Un canto a la libertad

Es comprensible el profundo sentimiento anticastrista que ha dejado su impronta en el alma colectiva de quienes han huido de la isla para poner a salvo su patrimonio residual, aquello que no puede estar en la oferta de claudicaciones: su dignidad y su apego irreductible a la libertad. Sus vecinos del norte les han abierto sus puertas y los han acogido con generosidad, y allí reconstruyen su vida al abrigo de los valores que les fueron negados en su país.
Un canto a la libertad

Por eso no se entiende la rabiosa explosión de injurias que descargan contra Juanes, al conocer su propósito de presentar en La Habana un concierto para deleitar a sus hermanos que se quedaron allí porque no pudieron o no quisieron irse con su son para otra parte.

Juanes quiere compartir sus aires libertarios, porque su música es un canto a la libertad, y paradójicamente mientras la dictadura le ofrece la Plaza de la Revolución, su lugar emblemático, para que la fuerza simbólica del canto rescate lo que se ha negado con el poder de las armas, los cubanos de la Florida confunden un homenaje a un pueblo, que ha perdido casi todo menos su alegría, con la exaltación a una causa política que no es la de Juanes.  

Inadmisible que le apliquen, lo mismo que hicieron con ellos: intolerancia, opresión y negación de la libertad.

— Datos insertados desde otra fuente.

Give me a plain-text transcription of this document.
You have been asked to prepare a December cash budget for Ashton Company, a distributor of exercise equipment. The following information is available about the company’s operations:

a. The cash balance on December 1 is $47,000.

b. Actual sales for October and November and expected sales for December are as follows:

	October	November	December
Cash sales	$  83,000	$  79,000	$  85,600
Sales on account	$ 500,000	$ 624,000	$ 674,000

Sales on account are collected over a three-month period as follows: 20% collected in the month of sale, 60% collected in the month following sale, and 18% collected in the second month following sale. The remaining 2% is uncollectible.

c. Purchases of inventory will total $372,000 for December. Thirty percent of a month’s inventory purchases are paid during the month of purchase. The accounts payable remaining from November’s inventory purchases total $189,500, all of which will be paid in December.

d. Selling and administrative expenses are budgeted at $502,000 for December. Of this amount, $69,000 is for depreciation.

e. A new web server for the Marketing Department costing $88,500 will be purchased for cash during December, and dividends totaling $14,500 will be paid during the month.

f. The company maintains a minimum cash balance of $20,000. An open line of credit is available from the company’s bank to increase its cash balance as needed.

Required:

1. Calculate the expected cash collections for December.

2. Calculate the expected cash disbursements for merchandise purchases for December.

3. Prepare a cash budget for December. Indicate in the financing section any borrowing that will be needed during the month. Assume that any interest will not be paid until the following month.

Viven en una democracia pero no han asimilado sus principios fundamentales.  Pesan más las estériles pasiones de su alma que el respeto por el arte y sus expresiones.

Juanes es un artista de connotación universal, es un ciudadano del mundo, y para los que cantan con el alma no deben existir territorios vedados, porque las manifestaciones del arte no tienen fronteras, ni admiten límites ni condicionamientos por razón del lugar o del tiempo.

El argumento es tan deleznable que serviría para descalificar a todos los artistas que estuvieron en Viña del Mar durante los días aciagos de la dictadura chilena.

El hombre está anegado en un mar de fundamentalismos y lo más preocupante es que quienes un día despertaron en un mundo libre, se olvidaron que la libertad demanda un espacio para todos.